Where should I point the resources of this group? And if you don't treat that as a first-order concern, if it's a second-order concern, your ideation funnel will not be very strong, right? At least in my experience. And the third, and I think this is what we'll spend maybe a lot of the rest of our time talking about, is, I think growth in data teams are better at what they do when they're tightly aligned on some set of key projects, some kind of shared orientation.
And that has been clear to me, and I think I've chatted with both of you from prior experiences at companies where these companies struggle to grow despite growth. Doing the right thing, data doing the right thing, this function is doing the right thing, but not really being put in the same direction.
So anyway, that was a lot.
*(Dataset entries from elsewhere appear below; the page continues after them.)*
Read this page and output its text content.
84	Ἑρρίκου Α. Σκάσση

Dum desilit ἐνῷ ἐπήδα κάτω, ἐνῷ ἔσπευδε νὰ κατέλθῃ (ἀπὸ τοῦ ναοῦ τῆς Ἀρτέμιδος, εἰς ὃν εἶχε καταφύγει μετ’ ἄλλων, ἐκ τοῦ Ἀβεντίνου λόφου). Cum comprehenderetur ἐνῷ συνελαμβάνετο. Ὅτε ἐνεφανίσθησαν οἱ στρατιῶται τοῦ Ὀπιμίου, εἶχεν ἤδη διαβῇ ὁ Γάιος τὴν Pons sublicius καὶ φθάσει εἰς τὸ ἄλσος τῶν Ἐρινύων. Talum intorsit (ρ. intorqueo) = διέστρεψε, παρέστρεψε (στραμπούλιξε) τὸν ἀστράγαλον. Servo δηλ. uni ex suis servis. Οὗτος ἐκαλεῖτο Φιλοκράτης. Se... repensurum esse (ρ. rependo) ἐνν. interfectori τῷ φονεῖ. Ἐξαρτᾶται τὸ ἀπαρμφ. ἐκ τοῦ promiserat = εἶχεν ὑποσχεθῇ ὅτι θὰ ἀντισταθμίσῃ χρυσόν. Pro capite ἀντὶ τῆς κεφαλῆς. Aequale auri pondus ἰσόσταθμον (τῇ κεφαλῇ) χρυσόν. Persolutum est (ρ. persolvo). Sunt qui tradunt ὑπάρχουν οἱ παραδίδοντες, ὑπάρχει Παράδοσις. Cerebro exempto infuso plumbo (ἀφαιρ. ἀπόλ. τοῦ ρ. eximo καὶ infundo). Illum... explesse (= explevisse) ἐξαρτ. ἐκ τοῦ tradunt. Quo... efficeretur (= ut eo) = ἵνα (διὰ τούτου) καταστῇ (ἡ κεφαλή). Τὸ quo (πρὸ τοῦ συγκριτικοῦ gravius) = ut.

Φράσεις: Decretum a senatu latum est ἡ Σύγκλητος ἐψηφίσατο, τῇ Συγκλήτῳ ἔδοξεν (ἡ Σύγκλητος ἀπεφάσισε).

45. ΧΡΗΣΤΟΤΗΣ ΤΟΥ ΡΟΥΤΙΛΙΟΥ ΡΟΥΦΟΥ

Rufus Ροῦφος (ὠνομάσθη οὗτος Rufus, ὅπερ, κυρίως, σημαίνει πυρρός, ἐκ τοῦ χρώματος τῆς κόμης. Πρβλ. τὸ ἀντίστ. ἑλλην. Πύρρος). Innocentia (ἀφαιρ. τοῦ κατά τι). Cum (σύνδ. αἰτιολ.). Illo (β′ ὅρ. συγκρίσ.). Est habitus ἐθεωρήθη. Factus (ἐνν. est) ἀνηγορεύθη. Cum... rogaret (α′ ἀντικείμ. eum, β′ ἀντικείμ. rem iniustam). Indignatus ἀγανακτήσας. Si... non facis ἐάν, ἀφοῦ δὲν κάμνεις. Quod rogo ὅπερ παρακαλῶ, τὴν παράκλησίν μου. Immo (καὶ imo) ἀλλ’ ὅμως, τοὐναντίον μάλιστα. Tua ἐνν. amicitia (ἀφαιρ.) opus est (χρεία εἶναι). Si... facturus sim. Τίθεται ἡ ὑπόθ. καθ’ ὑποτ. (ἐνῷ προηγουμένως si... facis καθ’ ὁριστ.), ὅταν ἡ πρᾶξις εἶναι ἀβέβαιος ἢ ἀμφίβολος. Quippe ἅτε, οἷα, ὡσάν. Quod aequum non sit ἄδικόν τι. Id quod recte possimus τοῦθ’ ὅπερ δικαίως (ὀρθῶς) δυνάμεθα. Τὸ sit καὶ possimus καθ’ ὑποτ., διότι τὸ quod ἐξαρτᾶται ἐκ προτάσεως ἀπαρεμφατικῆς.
So let me pause there before we go further.
What is it that you've done or that you tell people to do so that they can get to that right level of seeing the forest for the trees and make these really strategic company-level bets?
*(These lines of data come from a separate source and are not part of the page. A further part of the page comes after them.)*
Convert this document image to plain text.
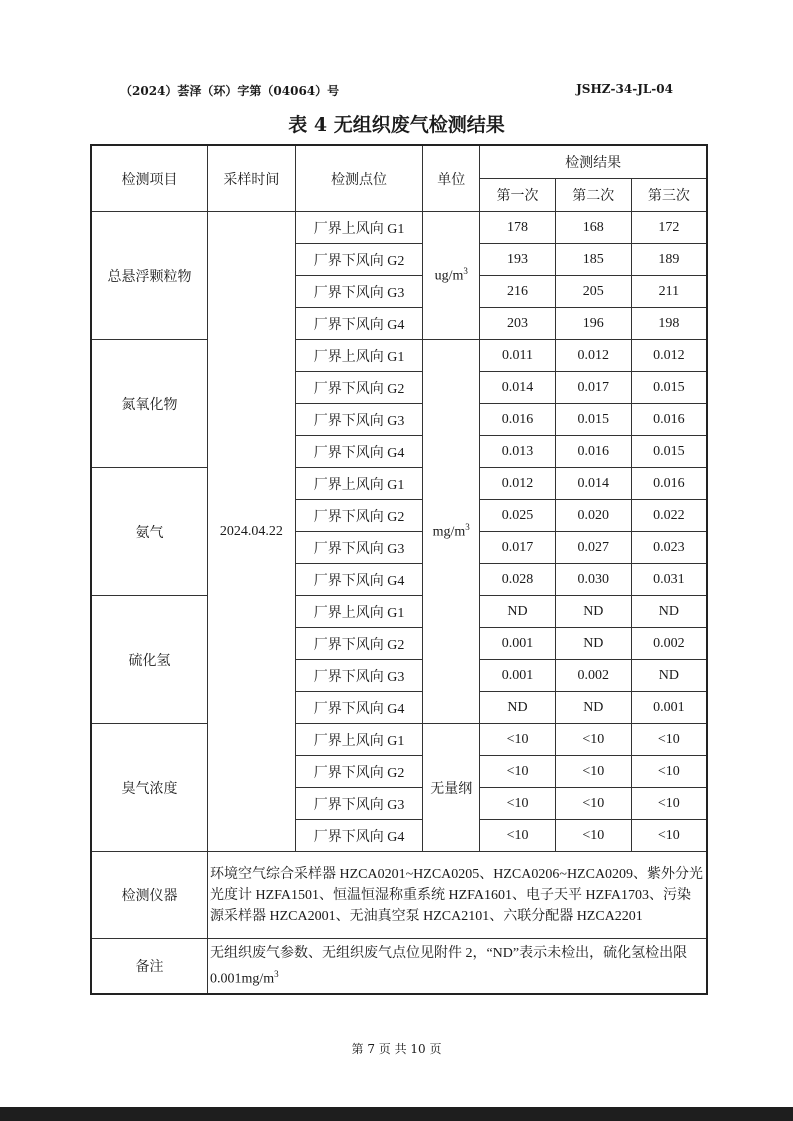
（2024）荟泽（环）字第（04064）号	JSHZ-34-JL-04
表 4 无组织废气检测结果
检测项目	采样时间	检测点位	单位	检测结果		
				第一次	第二次	第三次
总悬浮颗粒物	2024.04.22	厂界上风向 G1	$ug/m^3$	178	168	172
		厂界下风向 G2		193	185	189
		厂界下风向 G3		216	205	211
		厂界下风向 G4		203	196	198
氮氧化物		厂界上风向 G1	$mg/m^3$	0.011	0.012	0.012
		厂界下风向 G2		0.014	0.017	0.015
		厂界下风向 G3		0.016	0.015	0.016
		厂界下风向 G4		0.013	0.016	0.015
氨气		厂界上风向 G1		0.012	0.014	0.016
		厂界下风向 G2		0.025	0.020	0.022
		厂界下风向 G3		0.017	0.027	0.023
		厂界下风向 G4		0.028	0.030	0.031
硫化氢		厂界上风向 G1		ND	ND	ND
		厂界下风向 G2		0.001	ND	0.002
		厂界下风向 G3		0.001	0.002	ND
		厂界下风向 G4		ND	ND	0.001
臭气浓度		厂界上风向 G1	无量纲	<10	<10	<10
		厂界下风向 G2		<10	<10	<10
		厂界下风向 G3		<10	<10	<10
		厂界下风向 G4		<10	<10	<10
检测仪器	环境空气综合采样器 HZCA0201~HZCA0205、HZCA0206~HZCA0209、紫外分光光度计 HZFA1501、恒温恒湿称重系统 HZFA1601、电子天平 HZFA1703、污染源采样器 HZCA2001、无油真空泵 HZCA2101、六联分配器 HZCA2201					
备注	无组织废气参数、无组织废气点位见附件 2，“ND”表示未检出，硫化氢检出限 $0.001mg/m^3$
第 7 页 共 10 页
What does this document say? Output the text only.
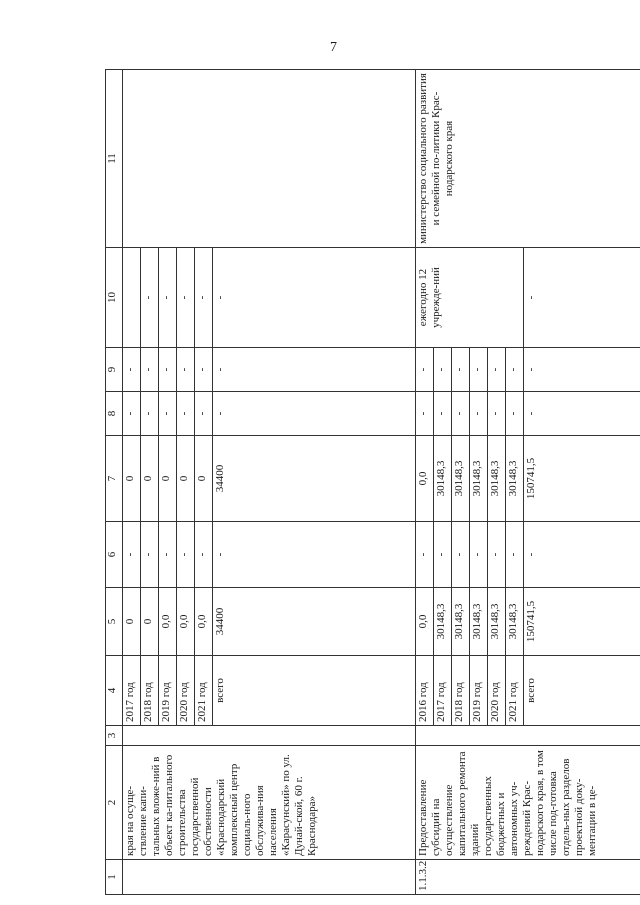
7
1	2	3	4	5	6	7	8	9	10	11
	края на осуще-ствление капи-тальных вложе-ний в объект ка-питального строительства государственной собственности «Краснодарский комплексный центр социаль-ного обслужива-ния населения «Карасунский» по ул. Дунай-ской, 60 г. Краснодара»		2017 год	0	-	0	-	-		
			2018 год	0	-	0	-	-	-	
			2019 год	0,0	-	0	-	-	-	
			2020 год	0,0	-	0	-	-	-	
			2021 год	0,0	-	0	-	-	-	
			всего	34400	-	34400	-	-	-	
1.1.3.2	Предоставление субсидий на осуществление капитального ремонта зданий государственных бюджетных и автономных уч-реждений Крас-нодарского края, в том числе под-готовка отдель-ных разделов проектной доку-ментации в це-		2016 год	0,0	-	0,0	-	-	ежегодно 12 учрежде-ний	министерство социального развития и семейной по-литики Крас-нодарского края
			2017 год	30148,3	-	30148,3	-	-		
			2018 год	30148,3	-	30148,3	-	-		
			2019 год	30148,3	-	30148,3	-	-		
			2020 год	30148,3	-	30148,3	-	-		
			2021 год	30148,3	-	30148,3	-	-		
			всего	150741,5	-	150741,5	-	-	-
I talked about lessons from Keap as how you integrate these data and growth teams and how you orient them. Going back to how you orient them: when I take over these teams, the very first thing I point them to is two projects. These are the North Star animating projects.
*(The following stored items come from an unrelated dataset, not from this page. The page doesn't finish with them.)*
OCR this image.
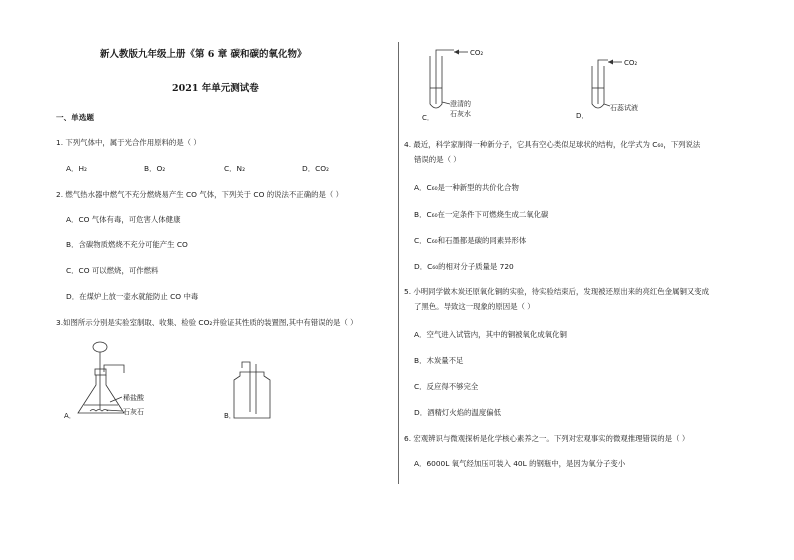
新人教版九年级上册《第 6 章 碳和碳的氧化物》
2021 年单元测试卷
一、单选题
1. 下列气体中，属于光合作用原料的是（ ）
A．H₂	B．O₂	C．N₂	D．CO₂
2. 燃气热水器中燃气不充分燃烧易产生 CO 气体，下列关于 CO 的说法不正确的是（ ）
A．CO 气体有毒，可危害人体健康
B．含碳物质燃烧不充分可能产生 CO
C．CO 可以燃烧，可作燃料
D．在煤炉上放一壶水就能防止 CO 中毒
3.如图所示分别是实验室制取、收集、检验 CO₂并验证其性质的装置图,其中有错误的是（ ）
A．
稀盐酸
石灰石	B．
CO₂
澄清的
石灰水
C．
CO₂
石蕊试液
D．
4. 最近，科学家制得一种新分子，它具有空心类似足球状的结构，化学式为 C₆₀，下列说法
错误的是（ ）
A．C₆₀是一种新型的共价化合物
B．C₆₀在一定条件下可燃烧生成二氧化碳
C．C₆₀和石墨都是碳的同素异形体
D．C₆₀的相对分子质量是 720
5. 小明同学做木炭还原氧化铜的实验，待实验结束后，发现被还原出来的亮红色金属铜又变成
了黑色。导致这一现象的原因是（ ）
A．空气进入试管内，其中的铜被氧化成氧化铜
B．木炭量不足
C．反应得不够完全
D．酒精灯火焰的温度偏低
6. 宏观辨识与微观探析是化学核心素养之一。下列对宏观事实的微观推理错误的是（ ）
A．6000L 氧气经加压可装入 40L 的钢瓶中，是因为氧分子变小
The first one is what I call a dashboard tree and the second one is what I call levers. So what a dashboard tree really is just a bounded, cascading set of dashboards that express what is the fundamental formula of the business? How does this business actually work?
When I came into Flexport, we had 2,700 Periscope dashboards for a company of 750 people, right? So actually 2,700. Wow. It was probably more than 2,700, right? The first thing we orient towards is, hey, let's distill all this down into 50. And these 50 have a bound at 50. They're cascading.
So they have this structure that kind of represents how the business works. So there's an L0; this is how the company works. Written large, zooming in, there are L1s L2s, L3s, and L4s. And it's a tree. We decompose just like a driver tree but applied to dashboards.
And then in each of those, for that component, we express that fundamental formula of the business. And this is all hands. So growth people are doing this data, people are doing this, and this is a North Star thing that they are all oriented towards. And growth is involved because they're either the sneeze or they're going to really drive the context collection from sneeze on; what does that fundamental formula look like for a function?
And of course, it's going to be in turn, hugely valuable for growth, right? Because it then gives them a picture of how the business works. But, if you can take resources to really focus on, hey, if I were to distill this company down into this kind of master driver tree and really try and understand what metrics make sense.
How do people think about all of their tacit contexts? How do they think about what the fundamental formula of the business is today? That makes this job a lot easier. Coming back to your question, Julia, right? If you've done that legwork, if you haven't done that legwork and you're reinventing it every planning cycle, it's always going to be a hard time.
It's always going to be a scramble. It's always going to crash. People that do this exercise realize, first of all, there's a lot of arbitrary uniqueness here, right? It tends to be very similar company to company. And two, the drivers themselves, the relationships may not be durable, but the drivers themselves are pretty durable, right?
If you really think about what the drivers are, you find that there are very similar sets of drivers that you don't need to decompose all that much unless the business radically changes. I think a key part of this is to do that legwork, right?
If you can orient growth and data towards that as a shared project, then you've established that groundwork for a shared sense of reality for all the executives to plan on top of and all the data folks to drive metrics from.